The suit names as defendants Mr. Corbett, Budget Secretary Charles Zogby, the state House and Senate, House Speaker Sam Smith, Senate President Pro Tempore Joseph Scarnati and the state Treasury Department. By allowing the program to expire without changing the law that dictates tobacco settlement spending, the Legislature is culpable in this decision, too, the complaints says.
One solution, on the legislative side, would be to pass a law that amends the current tobacco settlement spending setup. Republicans control both the House and the Senate, as well as the governor's mansion this session.
The plaintiffs are Sheryl Sears, Ronald J. Guiney and Florence Spanos. Ms. Sears lives in McKeesport; Mr.
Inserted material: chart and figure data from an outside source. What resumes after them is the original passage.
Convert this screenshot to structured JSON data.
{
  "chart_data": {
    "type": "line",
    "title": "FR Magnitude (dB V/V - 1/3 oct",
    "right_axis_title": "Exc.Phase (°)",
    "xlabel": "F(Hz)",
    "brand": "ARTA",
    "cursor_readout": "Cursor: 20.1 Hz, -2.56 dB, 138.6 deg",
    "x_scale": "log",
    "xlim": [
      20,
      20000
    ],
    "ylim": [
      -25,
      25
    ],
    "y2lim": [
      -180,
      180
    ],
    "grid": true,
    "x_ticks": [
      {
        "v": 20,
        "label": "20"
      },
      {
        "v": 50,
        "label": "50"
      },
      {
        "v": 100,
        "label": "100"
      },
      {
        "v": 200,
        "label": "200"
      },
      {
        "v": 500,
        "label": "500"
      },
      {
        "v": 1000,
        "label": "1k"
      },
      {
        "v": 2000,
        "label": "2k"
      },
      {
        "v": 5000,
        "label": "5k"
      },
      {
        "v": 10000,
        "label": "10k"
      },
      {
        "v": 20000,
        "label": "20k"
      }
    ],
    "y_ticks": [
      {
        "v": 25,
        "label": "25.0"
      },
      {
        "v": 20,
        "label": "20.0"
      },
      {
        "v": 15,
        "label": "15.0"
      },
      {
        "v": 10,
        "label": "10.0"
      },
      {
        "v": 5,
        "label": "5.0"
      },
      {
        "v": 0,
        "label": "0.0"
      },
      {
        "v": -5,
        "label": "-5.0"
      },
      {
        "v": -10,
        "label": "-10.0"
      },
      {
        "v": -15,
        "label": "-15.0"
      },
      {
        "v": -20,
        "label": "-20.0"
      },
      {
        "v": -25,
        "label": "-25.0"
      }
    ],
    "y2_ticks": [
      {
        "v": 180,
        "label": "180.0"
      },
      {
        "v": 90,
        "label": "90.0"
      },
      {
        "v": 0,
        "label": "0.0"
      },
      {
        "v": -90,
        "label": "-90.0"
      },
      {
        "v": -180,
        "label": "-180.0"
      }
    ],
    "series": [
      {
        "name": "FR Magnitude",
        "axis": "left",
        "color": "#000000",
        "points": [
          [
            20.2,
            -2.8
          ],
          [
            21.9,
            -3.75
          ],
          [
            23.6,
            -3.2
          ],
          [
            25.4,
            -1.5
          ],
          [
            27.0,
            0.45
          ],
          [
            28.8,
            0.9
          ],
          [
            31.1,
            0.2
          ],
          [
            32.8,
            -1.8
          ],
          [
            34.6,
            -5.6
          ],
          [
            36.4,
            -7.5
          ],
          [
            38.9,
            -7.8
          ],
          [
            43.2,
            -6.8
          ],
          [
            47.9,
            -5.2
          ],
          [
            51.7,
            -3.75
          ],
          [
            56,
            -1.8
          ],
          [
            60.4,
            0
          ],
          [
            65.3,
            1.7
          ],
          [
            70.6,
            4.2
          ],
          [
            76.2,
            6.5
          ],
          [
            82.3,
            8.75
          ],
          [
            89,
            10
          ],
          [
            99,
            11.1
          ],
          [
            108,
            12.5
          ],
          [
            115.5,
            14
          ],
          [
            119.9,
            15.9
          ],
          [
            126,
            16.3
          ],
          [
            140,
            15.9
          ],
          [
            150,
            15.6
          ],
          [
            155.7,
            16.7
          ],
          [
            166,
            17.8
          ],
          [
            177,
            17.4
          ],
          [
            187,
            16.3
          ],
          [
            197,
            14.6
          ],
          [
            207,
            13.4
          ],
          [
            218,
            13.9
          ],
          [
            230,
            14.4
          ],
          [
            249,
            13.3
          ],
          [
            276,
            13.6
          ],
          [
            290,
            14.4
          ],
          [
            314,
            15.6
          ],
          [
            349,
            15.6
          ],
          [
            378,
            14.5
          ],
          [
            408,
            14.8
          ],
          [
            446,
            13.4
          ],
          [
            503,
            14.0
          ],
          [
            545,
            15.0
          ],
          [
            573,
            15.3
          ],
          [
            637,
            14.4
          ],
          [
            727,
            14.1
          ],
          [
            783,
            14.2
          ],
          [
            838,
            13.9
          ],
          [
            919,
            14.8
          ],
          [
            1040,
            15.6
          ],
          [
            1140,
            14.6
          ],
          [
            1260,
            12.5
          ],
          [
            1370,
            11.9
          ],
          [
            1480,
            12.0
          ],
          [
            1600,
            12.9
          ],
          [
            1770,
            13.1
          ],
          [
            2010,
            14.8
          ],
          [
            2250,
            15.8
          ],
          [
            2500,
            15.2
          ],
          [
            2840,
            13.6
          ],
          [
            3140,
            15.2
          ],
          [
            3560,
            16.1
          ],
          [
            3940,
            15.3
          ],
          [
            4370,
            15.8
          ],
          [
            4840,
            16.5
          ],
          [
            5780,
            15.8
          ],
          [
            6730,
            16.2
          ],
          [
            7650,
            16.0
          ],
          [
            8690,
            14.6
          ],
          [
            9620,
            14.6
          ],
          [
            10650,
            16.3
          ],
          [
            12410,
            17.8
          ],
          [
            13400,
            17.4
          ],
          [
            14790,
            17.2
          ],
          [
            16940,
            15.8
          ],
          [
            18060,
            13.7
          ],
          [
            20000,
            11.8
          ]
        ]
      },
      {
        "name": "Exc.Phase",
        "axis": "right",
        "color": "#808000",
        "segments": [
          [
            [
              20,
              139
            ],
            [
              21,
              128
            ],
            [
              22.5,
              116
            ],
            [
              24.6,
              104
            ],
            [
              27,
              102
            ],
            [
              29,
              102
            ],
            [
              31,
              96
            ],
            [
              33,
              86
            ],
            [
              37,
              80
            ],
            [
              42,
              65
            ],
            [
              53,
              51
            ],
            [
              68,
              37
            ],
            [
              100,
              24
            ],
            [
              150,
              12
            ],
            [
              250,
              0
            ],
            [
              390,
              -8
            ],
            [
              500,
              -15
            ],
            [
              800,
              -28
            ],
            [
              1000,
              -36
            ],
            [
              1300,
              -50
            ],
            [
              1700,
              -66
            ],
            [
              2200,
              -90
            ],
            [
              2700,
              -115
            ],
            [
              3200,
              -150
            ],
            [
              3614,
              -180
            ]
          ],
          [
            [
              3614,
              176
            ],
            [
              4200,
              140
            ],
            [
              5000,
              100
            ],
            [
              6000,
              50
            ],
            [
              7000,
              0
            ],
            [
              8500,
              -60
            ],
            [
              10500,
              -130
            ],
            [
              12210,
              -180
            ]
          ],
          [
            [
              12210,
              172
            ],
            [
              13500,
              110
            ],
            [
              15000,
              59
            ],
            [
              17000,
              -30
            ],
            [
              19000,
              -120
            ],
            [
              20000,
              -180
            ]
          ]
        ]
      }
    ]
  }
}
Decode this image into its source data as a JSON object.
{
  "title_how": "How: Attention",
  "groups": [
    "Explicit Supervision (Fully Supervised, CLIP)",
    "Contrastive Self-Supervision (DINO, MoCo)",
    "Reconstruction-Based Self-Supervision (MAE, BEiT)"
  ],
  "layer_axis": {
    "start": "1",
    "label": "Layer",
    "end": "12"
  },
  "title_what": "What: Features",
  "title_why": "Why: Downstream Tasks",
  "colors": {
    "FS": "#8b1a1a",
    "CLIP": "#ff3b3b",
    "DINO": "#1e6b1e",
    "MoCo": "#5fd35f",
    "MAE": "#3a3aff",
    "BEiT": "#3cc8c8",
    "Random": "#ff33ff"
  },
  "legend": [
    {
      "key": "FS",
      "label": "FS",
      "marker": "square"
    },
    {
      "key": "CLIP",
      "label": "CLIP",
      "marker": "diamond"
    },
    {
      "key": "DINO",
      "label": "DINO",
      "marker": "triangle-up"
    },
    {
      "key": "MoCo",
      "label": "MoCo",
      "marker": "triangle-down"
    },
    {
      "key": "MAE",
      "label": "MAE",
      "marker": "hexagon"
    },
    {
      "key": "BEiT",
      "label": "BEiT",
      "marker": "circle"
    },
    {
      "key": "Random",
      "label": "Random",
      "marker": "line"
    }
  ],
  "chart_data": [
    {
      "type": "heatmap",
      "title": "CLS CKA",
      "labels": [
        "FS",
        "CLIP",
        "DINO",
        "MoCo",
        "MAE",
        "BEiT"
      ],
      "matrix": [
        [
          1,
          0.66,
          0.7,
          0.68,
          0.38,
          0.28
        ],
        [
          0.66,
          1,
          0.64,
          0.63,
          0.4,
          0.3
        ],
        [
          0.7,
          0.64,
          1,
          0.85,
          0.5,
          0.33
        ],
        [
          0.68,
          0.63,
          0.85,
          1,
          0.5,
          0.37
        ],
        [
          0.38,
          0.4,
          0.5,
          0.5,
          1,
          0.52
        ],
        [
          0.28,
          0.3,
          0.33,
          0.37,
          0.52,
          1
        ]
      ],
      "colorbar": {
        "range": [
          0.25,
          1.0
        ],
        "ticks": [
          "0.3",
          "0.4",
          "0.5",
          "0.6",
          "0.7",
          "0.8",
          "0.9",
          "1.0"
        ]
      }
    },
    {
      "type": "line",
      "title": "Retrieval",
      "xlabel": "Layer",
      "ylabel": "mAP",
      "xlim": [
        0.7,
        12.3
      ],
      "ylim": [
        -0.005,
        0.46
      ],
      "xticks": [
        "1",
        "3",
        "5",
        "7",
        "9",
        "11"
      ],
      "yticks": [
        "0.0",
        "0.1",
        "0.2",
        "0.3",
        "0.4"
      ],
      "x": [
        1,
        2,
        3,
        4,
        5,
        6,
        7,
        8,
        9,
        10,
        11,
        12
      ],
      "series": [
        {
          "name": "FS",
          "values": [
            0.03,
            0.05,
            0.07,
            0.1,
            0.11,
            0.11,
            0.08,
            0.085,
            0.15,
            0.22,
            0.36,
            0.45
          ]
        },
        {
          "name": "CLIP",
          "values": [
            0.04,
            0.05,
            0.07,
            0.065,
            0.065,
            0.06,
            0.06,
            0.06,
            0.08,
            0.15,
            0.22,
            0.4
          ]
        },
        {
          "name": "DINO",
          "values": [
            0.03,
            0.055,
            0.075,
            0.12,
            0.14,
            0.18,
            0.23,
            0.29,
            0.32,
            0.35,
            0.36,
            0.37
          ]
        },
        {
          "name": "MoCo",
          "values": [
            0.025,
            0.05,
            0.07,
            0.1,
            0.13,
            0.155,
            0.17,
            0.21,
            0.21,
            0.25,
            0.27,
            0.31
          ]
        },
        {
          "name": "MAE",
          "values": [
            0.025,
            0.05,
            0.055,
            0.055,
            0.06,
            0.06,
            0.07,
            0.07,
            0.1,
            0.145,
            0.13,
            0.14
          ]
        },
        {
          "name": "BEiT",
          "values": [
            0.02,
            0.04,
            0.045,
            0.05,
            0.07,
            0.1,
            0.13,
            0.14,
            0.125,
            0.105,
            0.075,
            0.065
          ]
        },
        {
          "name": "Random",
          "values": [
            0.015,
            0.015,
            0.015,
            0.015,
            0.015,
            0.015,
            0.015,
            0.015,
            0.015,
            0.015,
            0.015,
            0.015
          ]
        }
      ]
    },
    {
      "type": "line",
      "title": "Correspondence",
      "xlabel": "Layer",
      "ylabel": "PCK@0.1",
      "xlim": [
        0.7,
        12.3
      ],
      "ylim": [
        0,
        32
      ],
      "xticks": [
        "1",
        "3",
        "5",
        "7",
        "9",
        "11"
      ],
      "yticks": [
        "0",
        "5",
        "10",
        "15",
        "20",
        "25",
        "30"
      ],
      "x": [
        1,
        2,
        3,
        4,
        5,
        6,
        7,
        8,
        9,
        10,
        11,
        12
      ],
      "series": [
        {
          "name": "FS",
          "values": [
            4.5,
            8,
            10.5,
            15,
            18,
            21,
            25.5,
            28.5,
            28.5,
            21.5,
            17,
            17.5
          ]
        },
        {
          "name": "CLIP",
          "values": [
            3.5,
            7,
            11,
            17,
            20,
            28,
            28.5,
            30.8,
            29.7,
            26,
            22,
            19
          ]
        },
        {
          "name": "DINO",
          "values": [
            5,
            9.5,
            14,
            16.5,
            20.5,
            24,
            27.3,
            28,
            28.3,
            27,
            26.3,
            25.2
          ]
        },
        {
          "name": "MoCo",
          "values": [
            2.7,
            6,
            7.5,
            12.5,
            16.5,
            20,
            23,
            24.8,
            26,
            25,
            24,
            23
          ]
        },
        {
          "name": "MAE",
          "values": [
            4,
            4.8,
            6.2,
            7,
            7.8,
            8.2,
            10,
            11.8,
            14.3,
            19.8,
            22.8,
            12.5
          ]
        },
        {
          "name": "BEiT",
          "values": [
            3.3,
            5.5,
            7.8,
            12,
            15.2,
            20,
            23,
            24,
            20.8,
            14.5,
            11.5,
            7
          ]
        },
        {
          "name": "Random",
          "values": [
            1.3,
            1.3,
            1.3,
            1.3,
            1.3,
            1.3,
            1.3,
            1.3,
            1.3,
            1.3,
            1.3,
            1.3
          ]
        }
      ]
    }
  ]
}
Guiney is from Butler, and Ms. Spanos is from Dormont.
"I know how important is it to have health insurance, and I relied on adultBasic for my coverage," Ms. Sears said in a statement. "Unfortunately, that's the only coverage I can afford."
The law firm's principals have given money to a variety of political campaigns over the last 10 years campaigns, both legislative and judicial, but they have not given money to Mr. Corbett, a Republican. Overall, the attorneys' contributions lean toward Democratic candidates, or go to the Pennsylvania Trail Lawyers' political action committee.